Tuesday 14 October 2014

Enemy (2013)



I saw Enemy about a week ago, and ever since I've been mulling it over and replaying it in my head. I've been wondering around lost in thought just pondering exactly how to put down in words how I feel about it. I couldn't really put into words what I appreciated about it and why I enjoyed it because I couldn't land on a specific message or idea it was trying to tell me.

Then today I stumbled upon a quote from Stanley Kubrick that helped me out:



 Enemy's strange opening is matched only by its strange ending scene, with good competition coming from several seemingly irrelevant and isolated shots inserted throughout. Not a lot is explained, but the opening title card, reading "Chaos is order yet undeciphered", lays out why it's left unexplained. We are viewing a message that's encoded somehow without the cypher.

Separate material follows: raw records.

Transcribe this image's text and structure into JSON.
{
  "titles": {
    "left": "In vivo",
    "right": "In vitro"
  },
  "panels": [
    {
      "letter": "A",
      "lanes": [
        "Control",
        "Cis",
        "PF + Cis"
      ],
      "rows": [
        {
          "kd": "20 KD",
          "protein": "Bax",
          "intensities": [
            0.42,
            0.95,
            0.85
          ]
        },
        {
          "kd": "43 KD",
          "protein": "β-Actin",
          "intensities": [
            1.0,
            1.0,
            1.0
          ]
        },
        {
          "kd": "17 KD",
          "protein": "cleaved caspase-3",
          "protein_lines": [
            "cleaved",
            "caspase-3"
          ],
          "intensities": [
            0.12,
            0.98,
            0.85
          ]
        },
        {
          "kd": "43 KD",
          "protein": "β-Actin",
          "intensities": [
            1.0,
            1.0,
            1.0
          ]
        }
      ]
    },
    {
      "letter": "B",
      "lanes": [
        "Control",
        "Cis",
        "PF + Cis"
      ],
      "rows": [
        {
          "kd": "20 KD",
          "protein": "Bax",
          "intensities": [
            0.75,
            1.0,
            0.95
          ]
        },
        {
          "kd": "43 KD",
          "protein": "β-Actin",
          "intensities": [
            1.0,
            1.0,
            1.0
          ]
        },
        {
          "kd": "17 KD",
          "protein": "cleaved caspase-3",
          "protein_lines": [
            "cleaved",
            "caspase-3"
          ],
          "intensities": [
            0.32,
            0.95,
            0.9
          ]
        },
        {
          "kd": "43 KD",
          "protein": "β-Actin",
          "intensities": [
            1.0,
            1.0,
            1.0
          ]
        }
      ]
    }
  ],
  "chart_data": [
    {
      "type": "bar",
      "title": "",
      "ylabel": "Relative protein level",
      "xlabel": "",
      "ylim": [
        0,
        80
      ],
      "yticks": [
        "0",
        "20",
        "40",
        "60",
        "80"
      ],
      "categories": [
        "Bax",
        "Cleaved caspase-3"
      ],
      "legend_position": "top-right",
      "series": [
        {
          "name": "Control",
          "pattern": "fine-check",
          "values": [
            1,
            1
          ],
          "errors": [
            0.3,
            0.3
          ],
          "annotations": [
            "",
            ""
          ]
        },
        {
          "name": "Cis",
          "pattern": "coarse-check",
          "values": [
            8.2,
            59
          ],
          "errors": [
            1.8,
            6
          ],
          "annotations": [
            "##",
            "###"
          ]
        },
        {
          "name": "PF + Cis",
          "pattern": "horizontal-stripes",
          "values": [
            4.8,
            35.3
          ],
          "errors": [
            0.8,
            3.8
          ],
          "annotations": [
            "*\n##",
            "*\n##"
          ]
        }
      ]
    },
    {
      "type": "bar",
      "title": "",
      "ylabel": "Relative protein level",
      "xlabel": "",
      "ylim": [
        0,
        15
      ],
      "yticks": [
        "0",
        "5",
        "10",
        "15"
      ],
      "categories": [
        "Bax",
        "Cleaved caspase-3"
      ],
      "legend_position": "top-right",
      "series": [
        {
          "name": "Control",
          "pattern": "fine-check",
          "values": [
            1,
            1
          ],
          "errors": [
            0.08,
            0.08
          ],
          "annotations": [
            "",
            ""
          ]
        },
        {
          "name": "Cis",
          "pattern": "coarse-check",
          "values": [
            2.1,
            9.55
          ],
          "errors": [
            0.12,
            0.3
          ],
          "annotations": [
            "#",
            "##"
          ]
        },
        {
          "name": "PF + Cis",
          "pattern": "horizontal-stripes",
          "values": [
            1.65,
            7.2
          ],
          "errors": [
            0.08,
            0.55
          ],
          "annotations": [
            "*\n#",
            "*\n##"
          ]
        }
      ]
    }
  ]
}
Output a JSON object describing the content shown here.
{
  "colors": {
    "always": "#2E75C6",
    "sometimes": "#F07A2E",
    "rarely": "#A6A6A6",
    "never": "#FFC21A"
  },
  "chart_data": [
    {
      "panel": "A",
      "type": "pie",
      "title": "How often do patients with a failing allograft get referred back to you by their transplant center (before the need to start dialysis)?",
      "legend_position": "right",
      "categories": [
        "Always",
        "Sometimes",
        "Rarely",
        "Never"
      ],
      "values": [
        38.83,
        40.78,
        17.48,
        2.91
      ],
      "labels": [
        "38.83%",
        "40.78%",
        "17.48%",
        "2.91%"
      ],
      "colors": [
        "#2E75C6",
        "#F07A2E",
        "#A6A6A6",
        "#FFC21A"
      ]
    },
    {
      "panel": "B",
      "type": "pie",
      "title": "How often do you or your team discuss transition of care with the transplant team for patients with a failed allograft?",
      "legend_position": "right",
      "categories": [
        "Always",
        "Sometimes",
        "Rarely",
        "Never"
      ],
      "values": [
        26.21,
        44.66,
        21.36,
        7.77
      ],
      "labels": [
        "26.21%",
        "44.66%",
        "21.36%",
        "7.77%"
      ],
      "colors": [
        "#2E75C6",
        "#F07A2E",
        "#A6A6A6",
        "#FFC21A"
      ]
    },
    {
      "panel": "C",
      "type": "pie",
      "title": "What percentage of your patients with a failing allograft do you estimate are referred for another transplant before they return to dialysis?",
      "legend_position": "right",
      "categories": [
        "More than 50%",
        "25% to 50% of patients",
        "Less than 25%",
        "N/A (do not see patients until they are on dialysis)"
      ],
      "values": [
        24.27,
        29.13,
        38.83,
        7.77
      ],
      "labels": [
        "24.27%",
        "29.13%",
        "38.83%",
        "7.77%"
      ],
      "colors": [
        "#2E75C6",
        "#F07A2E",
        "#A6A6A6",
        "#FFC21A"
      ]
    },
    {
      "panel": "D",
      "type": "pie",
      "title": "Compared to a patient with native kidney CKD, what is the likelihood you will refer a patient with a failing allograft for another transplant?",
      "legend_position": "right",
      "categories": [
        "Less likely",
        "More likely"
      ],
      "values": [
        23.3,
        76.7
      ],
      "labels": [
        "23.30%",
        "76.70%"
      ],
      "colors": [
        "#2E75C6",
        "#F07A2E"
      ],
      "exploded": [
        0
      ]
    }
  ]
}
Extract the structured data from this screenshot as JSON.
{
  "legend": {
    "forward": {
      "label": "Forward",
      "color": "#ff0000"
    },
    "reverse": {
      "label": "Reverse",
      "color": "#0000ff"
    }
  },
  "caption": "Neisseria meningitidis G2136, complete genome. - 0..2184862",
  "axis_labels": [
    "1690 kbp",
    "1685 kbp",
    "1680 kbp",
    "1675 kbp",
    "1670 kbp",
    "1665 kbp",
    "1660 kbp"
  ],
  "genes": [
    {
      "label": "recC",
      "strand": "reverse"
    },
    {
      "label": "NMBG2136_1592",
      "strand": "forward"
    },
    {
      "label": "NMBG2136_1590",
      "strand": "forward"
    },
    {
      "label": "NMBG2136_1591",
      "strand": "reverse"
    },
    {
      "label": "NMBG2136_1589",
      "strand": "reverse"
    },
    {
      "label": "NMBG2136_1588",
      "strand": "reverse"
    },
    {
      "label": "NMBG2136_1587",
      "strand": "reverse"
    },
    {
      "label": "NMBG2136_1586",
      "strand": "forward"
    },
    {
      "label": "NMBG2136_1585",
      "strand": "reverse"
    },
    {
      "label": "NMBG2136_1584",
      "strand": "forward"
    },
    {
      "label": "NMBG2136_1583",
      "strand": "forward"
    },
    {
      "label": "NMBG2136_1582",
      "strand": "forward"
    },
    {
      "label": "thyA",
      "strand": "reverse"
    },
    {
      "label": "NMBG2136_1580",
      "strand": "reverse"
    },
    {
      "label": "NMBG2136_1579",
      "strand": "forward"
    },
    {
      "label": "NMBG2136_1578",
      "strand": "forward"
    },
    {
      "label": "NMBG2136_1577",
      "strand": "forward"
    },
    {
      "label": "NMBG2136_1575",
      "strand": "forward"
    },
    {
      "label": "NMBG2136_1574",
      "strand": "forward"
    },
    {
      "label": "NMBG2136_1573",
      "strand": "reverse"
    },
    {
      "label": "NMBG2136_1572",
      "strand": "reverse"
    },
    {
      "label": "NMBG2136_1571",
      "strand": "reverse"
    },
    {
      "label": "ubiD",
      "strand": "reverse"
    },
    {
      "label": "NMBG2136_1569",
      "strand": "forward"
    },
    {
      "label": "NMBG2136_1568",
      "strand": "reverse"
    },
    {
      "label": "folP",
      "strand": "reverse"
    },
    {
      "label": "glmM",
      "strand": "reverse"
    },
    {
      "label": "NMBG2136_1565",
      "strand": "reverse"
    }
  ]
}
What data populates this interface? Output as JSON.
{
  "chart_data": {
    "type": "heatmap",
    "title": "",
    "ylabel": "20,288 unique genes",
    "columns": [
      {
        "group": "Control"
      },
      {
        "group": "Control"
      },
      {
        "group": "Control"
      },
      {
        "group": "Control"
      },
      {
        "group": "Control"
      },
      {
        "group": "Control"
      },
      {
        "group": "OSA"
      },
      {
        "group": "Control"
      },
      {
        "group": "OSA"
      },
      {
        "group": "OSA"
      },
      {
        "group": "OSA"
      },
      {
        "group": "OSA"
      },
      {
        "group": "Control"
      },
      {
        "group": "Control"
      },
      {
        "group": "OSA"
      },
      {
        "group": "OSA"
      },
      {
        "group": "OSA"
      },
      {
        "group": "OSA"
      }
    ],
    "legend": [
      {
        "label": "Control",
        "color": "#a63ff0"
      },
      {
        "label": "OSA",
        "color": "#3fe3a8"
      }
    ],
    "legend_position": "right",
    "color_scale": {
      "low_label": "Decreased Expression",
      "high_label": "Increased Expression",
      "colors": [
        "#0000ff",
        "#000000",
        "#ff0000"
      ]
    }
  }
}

In essence, the film shows us the journey of university lecturer Adam Bell (Jake Gyllenhaal) who lives an unfulfilling, repetitive life. He discovers through chance the existence of Anthony (Jake Gyllenhaal), a man who looks exactly like him. Exactly like him. In an effort to track him down and figure out what's going on things get weird and existential.

It's Gyllenhaal's second film with director Denis Villeneuve, hot on the heels of Prisoners. It has very little in common with their previous film except for the high quality and understated, fantastic acting of Gyllenhaal.

I'm struggling to put into words exactly why I enjoyed Enemy so much. I think it's quite uncharacteristic for me. I don't understand it but I love it. That Kubrick quote is something that will stick with me for a while.

If the test is to love something without needing to understand it, Enemy steals my heart and hits my brain with a truck. So it passes, I guess.